I think that's what it will approach in the limit, yes, if you are talking about humans. For AIs, I think it will be somewhat less so, and that it would be preferable for the sake of predictability.


> a situation that doesn't follow at all from utilitarianism

Except that it does according to many utilitarians. That's why it has been a topic of discussion for so long.

> you're imagining dividing happiness among more people, but imagining them all with the same amount of suffering

No. "Utility" includes both positive (happiness) and negative (suffering) contributions. The "utility" numbers that are quoted in the argument are the net utility numbers after all happiness and all suffering have been included.

> You're picturing a drudging life where people work all day and have barely any source of happiness.

Or a life with a lot of happiness but also a lot of suffering, so the net utility is close to zero, because the suffering almost cancels out the happiness. (This is one of the key areas where many if not most people's moral intuitions. including mine, do not match up with utilitarianism: happiness and suffering aren't mere numbers and you can't just blithely have them cancel each other that way.)

> if you can magically divide up some total amount of happiness, why not the same with suffering?
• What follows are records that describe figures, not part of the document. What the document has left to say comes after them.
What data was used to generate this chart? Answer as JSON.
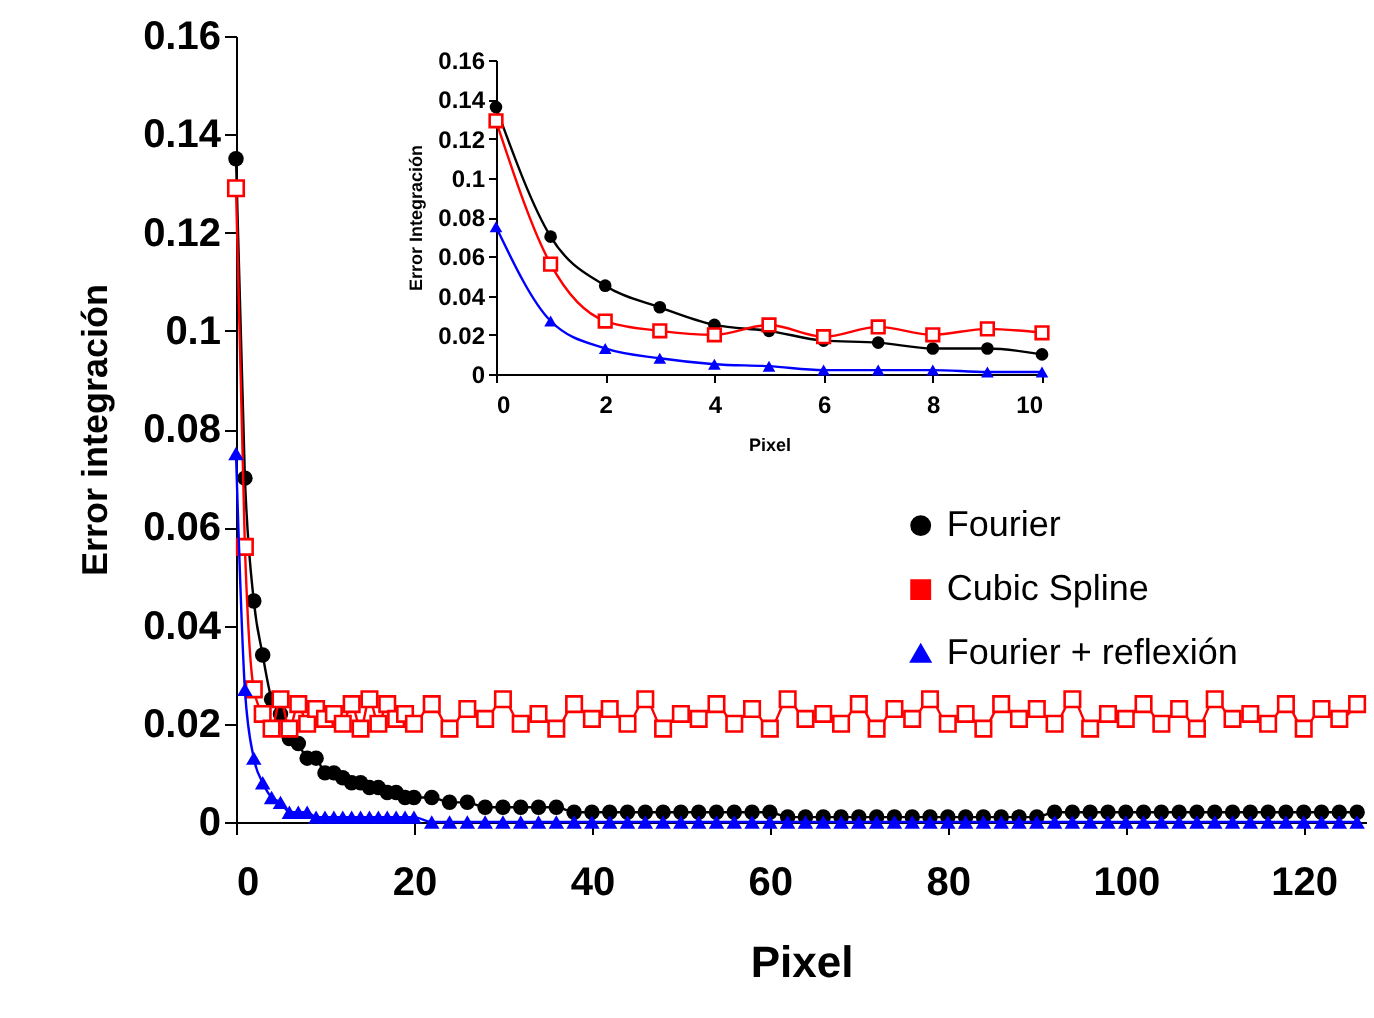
{
  "chart_data": [
    {
      "type": "line",
      "xlabel": "Pixel",
      "ylabel": "Error integración",
      "xlim": [
        0,
        127
      ],
      "xticks": [
        0,
        20,
        40,
        60,
        80,
        100,
        120
      ],
      "ylim": [
        0,
        0.16
      ],
      "yticks": [
        0,
        0.02,
        0.04,
        0.06,
        0.08,
        0.1,
        0.12,
        0.14,
        0.16
      ],
      "grid": false,
      "legend": "right",
      "line_style": "solid",
      "x": [
        0,
        1,
        2,
        3,
        4,
        5,
        6,
        7,
        8,
        9,
        10,
        11,
        12,
        13,
        14,
        15,
        16,
        17,
        18,
        19,
        20,
        22,
        24,
        26,
        28,
        30,
        32,
        34,
        36,
        38,
        40,
        42,
        44,
        46,
        48,
        50,
        52,
        54,
        56,
        58,
        60,
        62,
        64,
        66,
        68,
        70,
        72,
        74,
        76,
        78,
        80,
        82,
        84,
        86,
        88,
        90,
        92,
        94,
        96,
        98,
        100,
        102,
        104,
        106,
        108,
        110,
        112,
        114,
        116,
        118,
        120,
        122,
        124,
        126
      ],
      "series": [
        {
          "name": "Fourier",
          "color": "#000000",
          "marker": "circle",
          "values": [
            0.135,
            0.07,
            0.045,
            0.034,
            0.025,
            0.022,
            0.017,
            0.016,
            0.013,
            0.013,
            0.01,
            0.01,
            0.009,
            0.008,
            0.008,
            0.007,
            0.007,
            0.006,
            0.006,
            0.005,
            0.005,
            0.005,
            0.004,
            0.004,
            0.003,
            0.003,
            0.003,
            0.003,
            0.003,
            0.002,
            0.002,
            0.002,
            0.002,
            0.002,
            0.002,
            0.002,
            0.002,
            0.002,
            0.002,
            0.002,
            0.002,
            0.001,
            0.001,
            0.001,
            0.001,
            0.001,
            0.001,
            0.001,
            0.001,
            0.001,
            0.001,
            0.001,
            0.001,
            0.001,
            0.001,
            0.001,
            0.002,
            0.002,
            0.002,
            0.002,
            0.002,
            0.002,
            0.002,
            0.002,
            0.002,
            0.002,
            0.002,
            0.002,
            0.002,
            0.002,
            0.002,
            0.002,
            0.002,
            0.002
          ]
        },
        {
          "name": "Cubic Spline",
          "color": "#ff0000",
          "marker": "square",
          "values": [
            0.129,
            0.056,
            0.027,
            0.022,
            0.019,
            0.025,
            0.019,
            0.024,
            0.02,
            0.023,
            0.021,
            0.022,
            0.02,
            0.024,
            0.019,
            0.025,
            0.02,
            0.024,
            0.021,
            0.022,
            0.02,
            0.024,
            0.019,
            0.023,
            0.021,
            0.025,
            0.02,
            0.022,
            0.019,
            0.024,
            0.021,
            0.023,
            0.02,
            0.025,
            0.019,
            0.022,
            0.021,
            0.024,
            0.02,
            0.023,
            0.019,
            0.025,
            0.021,
            0.022,
            0.02,
            0.024,
            0.019,
            0.023,
            0.021,
            0.025,
            0.02,
            0.022,
            0.019,
            0.024,
            0.021,
            0.023,
            0.02,
            0.025,
            0.019,
            0.022,
            0.021,
            0.024,
            0.02,
            0.023,
            0.019,
            0.025,
            0.021,
            0.022,
            0.02,
            0.024,
            0.019,
            0.023,
            0.021,
            0.024
          ]
        },
        {
          "name": "Fourier + reflexión",
          "color": "#0000ff",
          "marker": "triangle",
          "values": [
            0.075,
            0.027,
            0.013,
            0.008,
            0.005,
            0.004,
            0.002,
            0.002,
            0.002,
            0.001,
            0.001,
            0.001,
            0.001,
            0.001,
            0.001,
            0.001,
            0.001,
            0.001,
            0.001,
            0.001,
            0.001,
            0,
            0,
            0,
            0,
            0,
            0,
            0,
            0,
            0,
            0,
            0,
            0,
            0,
            0,
            0,
            0,
            0,
            0,
            0,
            0,
            0,
            0,
            0,
            0,
            0,
            0,
            0,
            0,
            0,
            0,
            0,
            0,
            0,
            0,
            0,
            0,
            0,
            0,
            0,
            0,
            0,
            0,
            0,
            0,
            0,
            0,
            0,
            0,
            0,
            0,
            0,
            0,
            0
          ]
        }
      ]
    },
    {
      "type": "line",
      "xlabel": "Pixel",
      "ylabel": "Error Integración",
      "xlim": [
        0,
        10
      ],
      "xticks": [
        0,
        2,
        4,
        6,
        8,
        10
      ],
      "ylim": [
        0,
        0.16
      ],
      "yticks": [
        0,
        0.02,
        0.04,
        0.06,
        0.08,
        0.1,
        0.12,
        0.14,
        0.16
      ],
      "grid": false,
      "legend": false,
      "line_style": "solid",
      "x": [
        0,
        1,
        2,
        3,
        4,
        5,
        6,
        7,
        8,
        9,
        10
      ],
      "series": [
        {
          "color": "#000000",
          "marker": "circle",
          "values": [
            0.136,
            0.07,
            0.045,
            0.034,
            0.025,
            0.022,
            0.017,
            0.016,
            0.013,
            0.013,
            0.01
          ]
        },
        {
          "color": "#ff0000",
          "marker": "square",
          "values": [
            0.129,
            0.056,
            0.027,
            0.022,
            0.02,
            0.025,
            0.019,
            0.024,
            0.02,
            0.023,
            0.021
          ]
        },
        {
          "color": "#0000ff",
          "marker": "triangle",
          "values": [
            0.075,
            0.027,
            0.013,
            0.008,
            0.005,
            0.004,
            0.002,
            0.002,
            0.002,
            0.001,
            0.001
          ]
        }
      ]
    }
  ]
}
Nothing in the argument contradicts this. The argument is not assuming a specific scenario; it is considering all possible scenarios and finding comparisons between them that follow from utilitiarianism, but do not match up with most people's moral intuitions. It is no answer to the argument to point out that there are other comparisons that don't suffer from this problem; utilitarianism claims to be a universal theory of morality and ethics, so if any possible scenario is a problem for it, then it has a problem.

> you're ignoring the fact that people can create happiness for others

But "can" isn't the same as "will". The repugnant conclusion takes into account the possibility that adding more people might not have this consequence. The whole point is that utilitarianism (or more precisely the Total Utility version of utilitarianism, which is the most common version) says that a world with more people is better even if the happiness per person goes down, possibly way down (depending on how many more people you add), which is not what most people's moral intuitions say.

> It's crazy to think the total amount of happiness to distribute is independent of the world population.

The argument never makes this assumption. You are attacking a straw man. Indeed, in the comparisons cited in the argument, the worlds with more people have more total happiness--just less happiness per person.


Thank you for this! I have very similar thoughts. Felt like I was going crazy each time I saw these types of conversations sparked by mention of the "repugnant" conclusion...


Here's a simpler way to phrase the problem.

The current world population is about 8 billion.

By this argument, and also by your argument, it should actually be 999 billion. Or a number even higher than that.

The conclusion boils down to:

1. Find maximum population number earth can support.

2. Hit that number.

I do think that, when put this way, it seems simplistic.


To be fair, boiling something down to a simple statement does indeed tend to produce simplistic statements


Here's an even simpler way to phrase the problem.

The current world population is about 8 billion.

By my argument it should be 2 billion.

Your argument is therefore rather foolish.